How to deal with continuing absenteeism

It is not unusual to find that 10 per cent of employees account for 50 per cent or more of total absenteeism. Employees who continually let the team down by not turning up for work can cause real problems for management. Morale, productivity, and profits are affected; and absenteeism can also irritate managers called on to find temporary replacements for employees who fail to show. Here’s how you can deal with the problem...
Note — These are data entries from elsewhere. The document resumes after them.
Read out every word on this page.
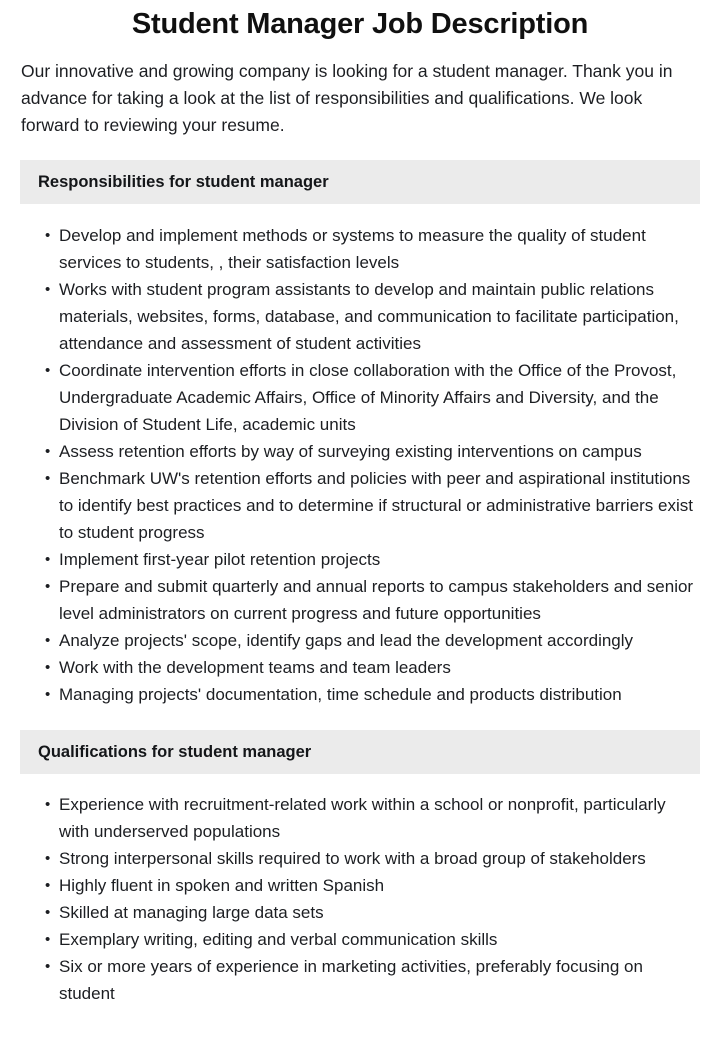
Student Manager Job Description

Our innovative and growing company is looking for a student manager. Thank you in advance for taking a look at the list of responsibilities and qualifications. We look forward to reviewing your resume.

Responsibilities for student manager
• Develop and implement methods or systems to measure the quality of student services to students, , their satisfaction levels
• Works with student program assistants to develop and maintain public relations materials, websites, forms, database, and communication to facilitate participation, attendance and assessment of student activities
• Coordinate intervention efforts in close collaboration with the Office of the Provost, Undergraduate Academic Affairs, Office of Minority Affairs and Diversity, and the Division of Student Life, academic units
• Assess retention efforts by way of surveying existing interventions on campus
• Benchmark UW's retention efforts and policies with peer and aspirational institutions to identify best practices and to determine if structural or administrative barriers exist to student progress
• Implement first-year pilot retention projects
• Prepare and submit quarterly and annual reports to campus stakeholders and senior level administrators on current progress and future opportunities
• Analyze projects' scope, identify gaps and lead the development accordingly
• Work with the development teams and team leaders
• Managing projects' documentation, time schedule and products distribution
Qualifications for student manager
• Experience with recruitment-related work within a school or nonprofit, particularly with underserved populations
• Strong interpersonal skills required to work with a broad group of stakeholders
• Highly fluent in spoken and written Spanish
• Skilled at managing large data sets
• Exemplary writing, editing and verbal communication skills
• Six or more years of experience in marketing activities, preferably focusing on student
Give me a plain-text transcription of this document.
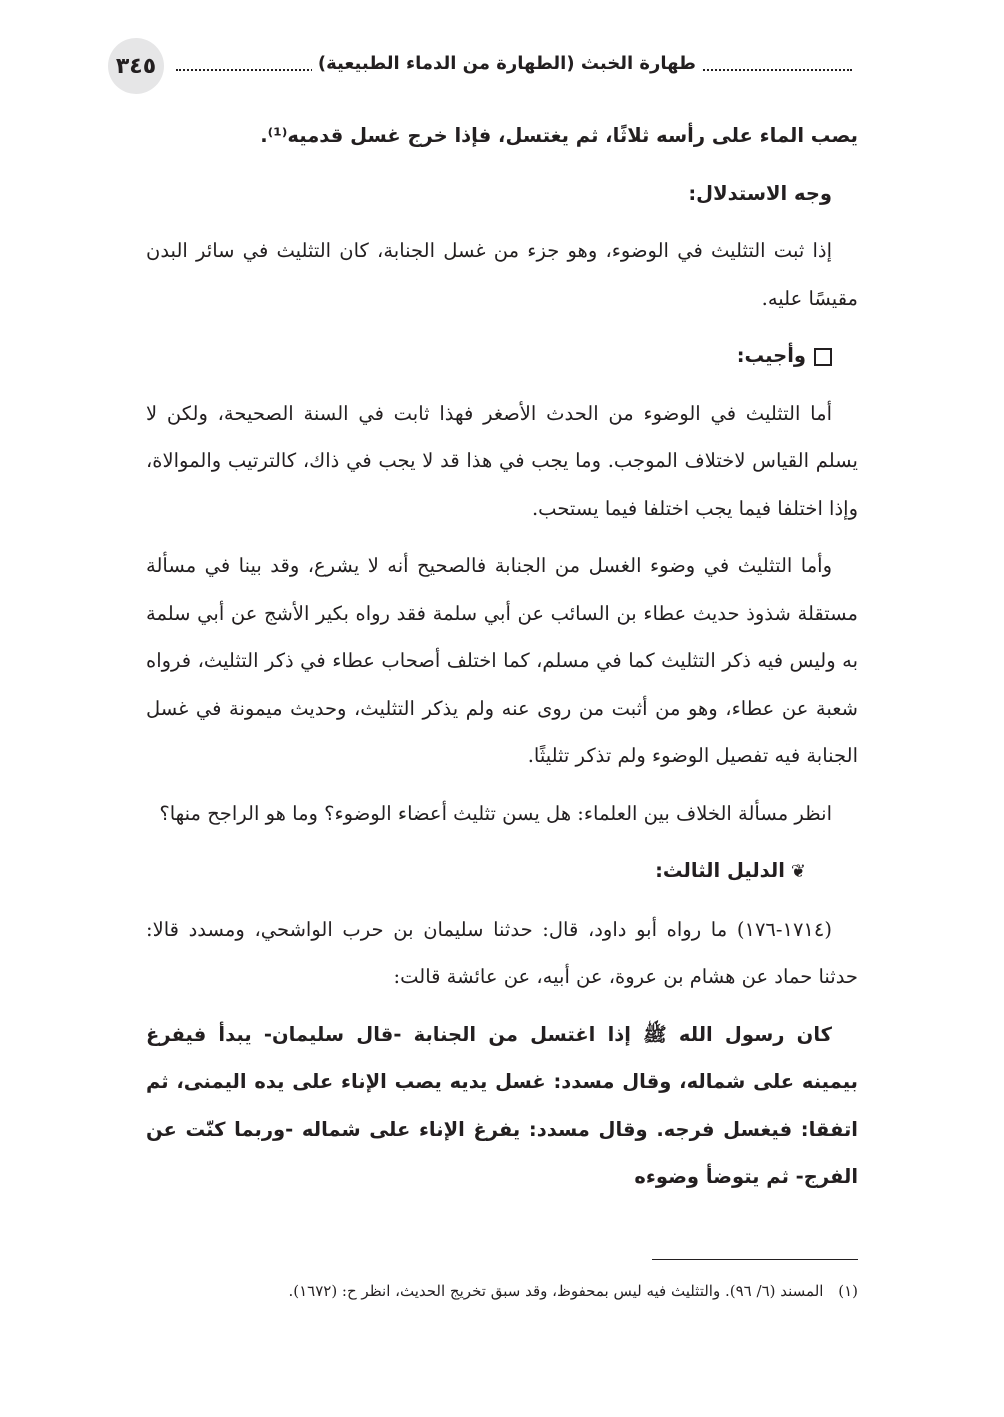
٣٤٥	طهارة الخبث (الطهارة من الدماء الطبيعية)

يصب الماء على رأسه ثلاثًا، ثم يغتسل، فإذا خرج غسل قدميه⁽¹⁾.

وجه الاستدلال:

إذا ثبت التثليث في الوضوء، وهو جزء من غسل الجنابة، كان التثليث في سائر البدن مقيسًا عليه.

وأجيب:

أما التثليث في الوضوء من الحدث الأصغر فهذا ثابت في السنة الصحيحة، ولكن لا يسلم القياس لاختلاف الموجب. وما يجب في هذا قد لا يجب في ذاك، كالترتيب والموالاة، وإذا اختلفا فيما يجب اختلفا فيما يستحب.

وأما التثليث في وضوء الغسل من الجنابة فالصحيح أنه لا يشرع، وقد بينا في مسألة مستقلة شذوذ حديث عطاء بن السائب عن أبي سلمة فقد رواه بكير الأشج عن أبي سلمة به وليس فيه ذكر التثليث كما في مسلم، كما اختلف أصحاب عطاء في ذكر التثليث، فرواه شعبة عن عطاء، وهو من أثبت من روى عنه ولم يذكر التثليث، وحديث ميمونة في غسل الجنابة فيه تفصيل الوضوء ولم تذكر تثليثًا.

انظر مسألة الخلاف بين العلماء: هل يسن تثليث أعضاء الوضوء؟ وما هو الراجح منها؟

❦الدليل الثالث:

(١٧١٤-١٧٦) ما رواه أبو داود، قال: حدثنا سليمان بن حرب الواشحي، ومسدد قالا: حدثنا حماد عن هشام بن عروة، عن أبيه، عن عائشة قالت:

كان رسول الله ﷺ إذا اغتسل من الجنابة -قال سليمان- يبدأ فيفرغ بيمينه على شماله، وقال مسدد: غسل يديه يصب الإناء على يده اليمنى، ثم اتفقا: فيغسل فرجه. وقال مسدد: يفرغ الإناء على شماله -وربما كنّت عن الفرج- ثم يتوضأ وضوءه

(١) المسند (٦/ ٩٦). والتثليث فيه ليس بمحفوظ، وقد سبق تخريج الحديث، انظر ح: (١٦٧٢).
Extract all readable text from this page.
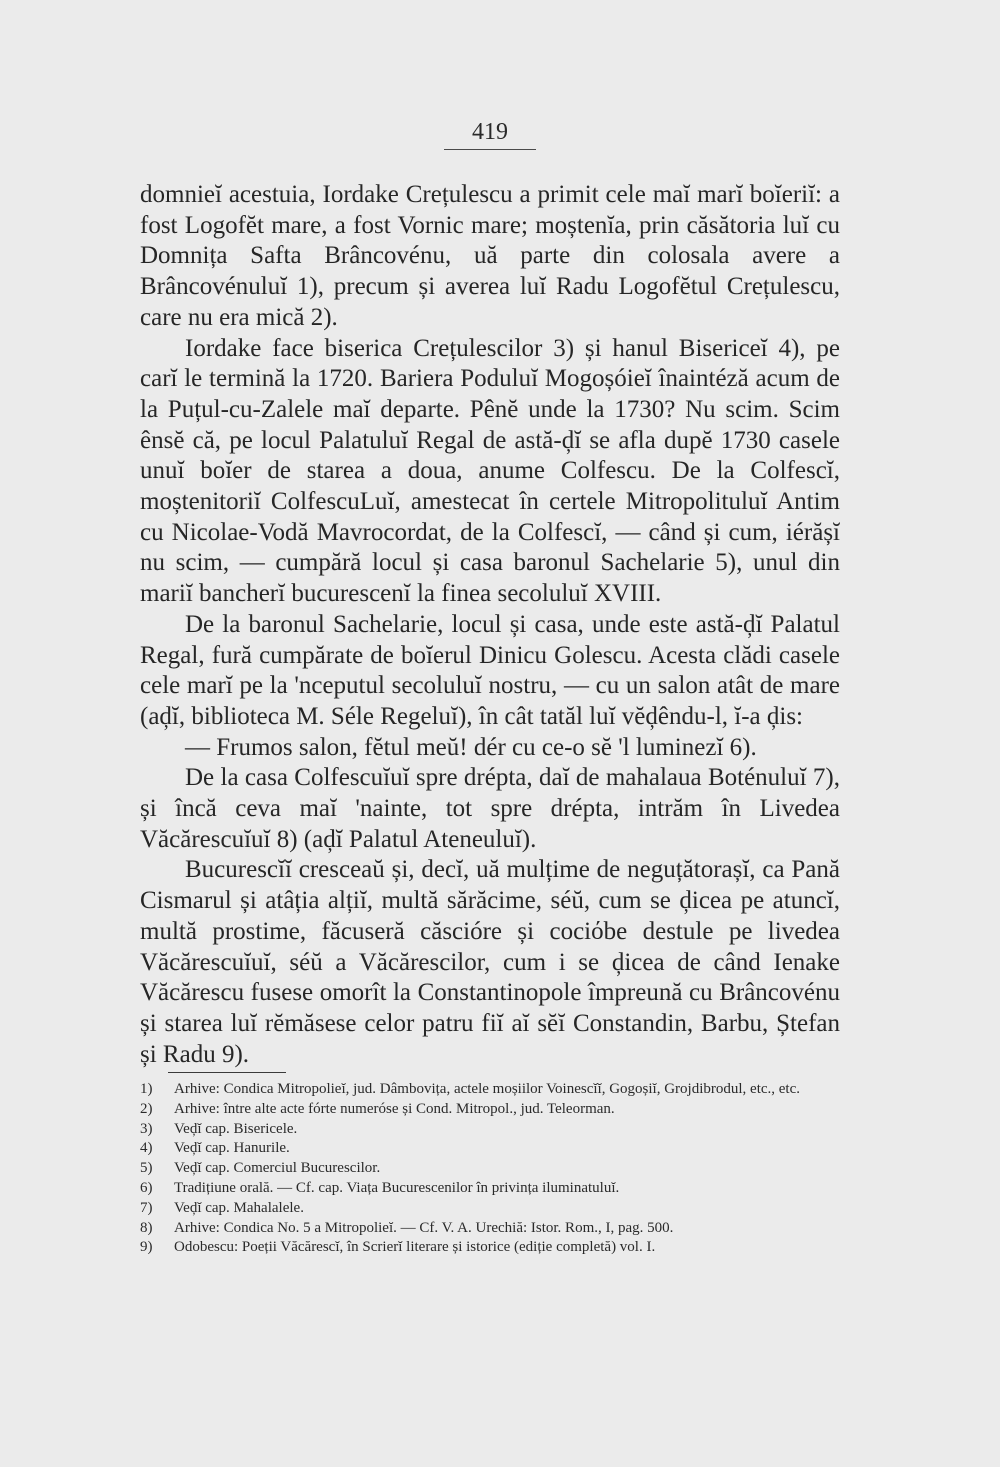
419

domnieĭ acestuia, Iordake Crețulescu a primit cele maĭ marĭ boĭeriĭ: a fost Logofĕt mare, a fost Vornic mare; moștenĭa, prin căsătoria luĭ cu Domnița Safta Brâncovénu, uă parte din colosala avere a Brâncovénuluĭ 1), precum și averea luĭ Radu Logofĕtul Crețulescu, care nu era mică 2).

Iordake face biserica Crețulescilor 3) și hanul Bisericeĭ 4), pe carĭ le termină la 1720. Bariera Poduluĭ Mogoșóieĭ înaintéză acum de la Puțul-cu-Zalele maĭ departe. Pênĕ unde la 1730? Nu scim. Scim ênsĕ că, pe locul Palatuluĭ Regal de astă-ḑĭ se afla dupĕ 1730 casele unuĭ boĭer de starea a doua, anume Colfescu. De la Colfescĭ, moștenitoriĭ ColfescuLuĭ, amestecat în certele Mitropolituluĭ Antim cu Nicolae-Vodă Mavrocordat, de la Colfescĭ, — când și cum, iérășĭ nu scim, — cumpără locul și casa baronul Sachelarie 5), unul din mariĭ bancherĭ bucurescenĭ la finea secoluluĭ XVIII.

De la baronul Sachelarie, locul și casa, unde este astă-ḑĭ Palatul Regal, fură cumpărate de boĭerul Dinicu Golescu. Acesta clădi casele cele marĭ pe la 'nceputul secoluluĭ nostru, — cu un salon atât de mare (aḑĭ, biblioteca M. Séle Regeluĭ), în cât tatăl luĭ vĕḑêndu-l, ĭ-a ḑis:

— Frumos salon, fĕtul meŭ! dér cu ce-o sĕ 'l luminezĭ 6).

De la casa Colfescuĭuĭ spre drépta, daĭ de mahalaua Boténuluĭ 7), și încă ceva maĭ 'nainte, tot spre drépta, intrăm în Livedea Văcărescuĭuĭ 8) (aḑĭ Palatul Ateneuluĭ).

Bucurescĭĭ cresceaŭ și, decĭ, uă mulțime de neguțătorașĭ, ca Pană Cismarul și atâția alțiĭ, multă sărăcime, séŭ, cum se ḑicea pe atuncĭ, multă prostime, făcuseră căscióre și cociόbe destule pe livedea Văcărescuĭuĭ, séŭ a Văcărescilor, cum i se ḑicea de când Ienake Văcărescu fusese omorît la Constantinopole împreună cu Brâncovénu și starea luĭ rĕmăsese celor patru fiĭ aĭ sĕĭ Constandin, Barbu, Ștefan și Radu 9).

1) Arhive: Condica Mitropolieĭ, jud. Dâmbovița, actele moșiilor Voinescĭĭ, Gogoșiĭ, Grojdibrodul, etc., etc.

2) Arhive: între alte acte fórte numeróse și Cond. Mitropol., jud. Teleorman.

3) Veḑĭ cap. Bisericele.

4) Veḑĭ cap. Hanurile.

5) Veḑĭ cap. Comerciul Bucurescilor.

6) Tradițiune orală. — Cf. cap. Viața Bucurescenilor în privința iluminatuluĭ.

7) Veḑĭ cap. Mahalalele.

8) Arhive: Condica No. 5 a Mitropolieĭ. — Cf. V. A. Urechiă: Istor. Rom., I, pag. 500.

9) Odobescu: Poeții Văcărescĭ, în Scrierĭ literare și istorice (ediție completă) vol. I.
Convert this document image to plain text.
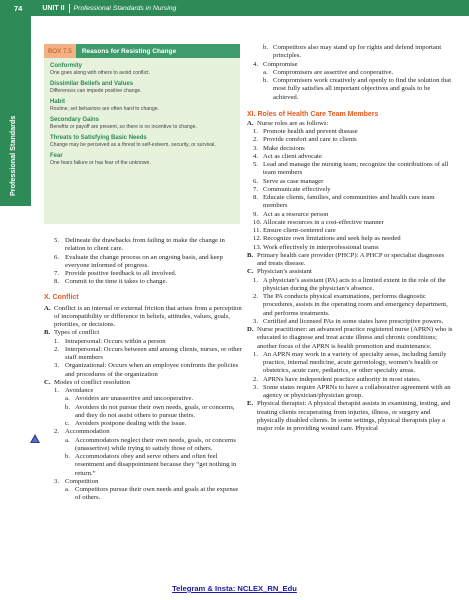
74	UNIT II Professional Standards in Nursing
Professional Standards
BOX 7.5	Reasons for Resisting Change
Conformity
One goes along with others to avoid conflict.
Dissimilar Beliefs and Values
Differences can impede positive change.
Habit
Routine, set behaviors are often hard to change.
Secondary Gains
Benefits or payoff are present, so there is no incentive to change.
Threats to Satisfying Basic Needs
Change may be perceived as a threat to self-esteem, security, or survival.
Fear
One fears failure or has fear of the unknown.
5. Delineate the drawbacks from failing to make the change in relation to client care.
6. Evaluate the change process on an ongoing basis, and keep everyone informed of progress.
7. Provide positive feedback to all involved.
8. Commit to the time it takes to change.
X. Conflict
A. Conflict is an internal or external friction that arises from a perception of incompatibility or difference in beliefs, attitudes, values, goals, priorities, or decisions.
B. Types of conflict
1. Intrapersonal: Occurs within a person
2. Interpersonal: Occurs between and among clients, nurses, or other staff members
3. Organizational: Occurs when an employee confronts the policies and procedures of the organization
C. Modes of conflict resolution
1. Avoidance
a. Avoiders are unassertive and uncooperative.
b. Avoiders do not pursue their own needs, goals, or concerns, and they do not assist others to pursue theirs.
c. Avoiders postpone dealing with the issue.
2. Accommodation
a. Accommodators neglect their own needs, goals, or concerns (unassertive) while trying to satisfy those of others.
b. Accommodators obey and serve others and often feel resentment and disappointment because they “get nothing in return.”
3. Competition
a. Competitors pursue their own needs and goals at the expense of others.
b. Competitors also may stand up for rights and defend important principles.
4. Compromise
a. Compromisers are assertive and cooperative.
b. Compromisers work creatively and openly to find the solution that most fully satisfies all important objectives and goals to be achieved.
XI. Roles of Health Care Team Members
A. Nurse roles are as follows:
1. Promote health and prevent disease
2. Provide comfort and care to clients
3. Make decisions
4. Act as client advocate
5. Lead and manage the nursing team; recognize the contributions of all team members
6. Serve as case manager
7. Communicate effectively
8. Educate clients, families, and communities and health care team members
9. Act as a resource person
10. Allocate resources in a cost-effective manner
11. Ensure client-centered care
12. Recognize own limitations and seek help as needed
13. Work effectively in interprofessional teams
B. Primary health care provider (PHCP): A PHCP or specialist diagnoses and treats disease.
C. Physician’s assistant
1. A physician’s assistant (PA) acts to a limited extent in the role of the physician during the physician’s absence.
2. The PA conducts physical examinations, performs diagnostic procedures, assists in the operating room and emergency department, and performs treatments.
3. Certified and licensed PAs in some states have prescriptive powers.
D. Nurse practitioner: an advanced practice registered nurse (APRN) who is educated to diagnose and treat acute illness and chronic conditions; another focus of the APRN is health promotion and maintenance.
1. An APRN may work in a variety of specialty areas, including family practice, internal medicine, acute gerontology, women’s health or obstetrics, acute care, pediatrics, or other specialty areas.
2. APRNs have independent practice authority in most states.
3. Some states require APRNs to have a collaborative agreement with an agency or physician/physician group.
E. Physical therapist: A physical therapist assists in examining, testing, and treating clients recuperating from injuries, illness, or surgery and physically disabled clients. In some settings, physical therapists play a major role in providing wound care. Physical
Telegram & Insta: NCLEX_RN_Edu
1. Focus on interdependence.

Research shows that the greater the reliance employees have on each other, the lower their absenteeism. Employees are less inclined to take time off if they know that workmates will be affected because of their actions. To foster interdependence, you might consider the following strategies:

  • Use work teams to get employees involved.
  • Involve employees in decisions on issues that affect them.
  • Engage employees in project-based activities that require participation among colleagues.
  • Encourage employees to tell you in advance when they will be absent.
  • Build trust.

2. Be alert for the warning signs.

Most employees will have legitimate reasons for their absence. Others will absent themselves because they feel their jobs lack challenge, or are just plain boring. By keeping in regular contact with employees, you are able to nip problems in the bud and take corrective actions.

3. Look for patterns.

Errant employees are usually easily identified because their absenteeism often follows a pattern. It may be that their absenteeism coincides with major events or is tacked on to weekends. The employee often telephones in with an excuse, but you find it increasingly difficult to believe the excuse that is offered.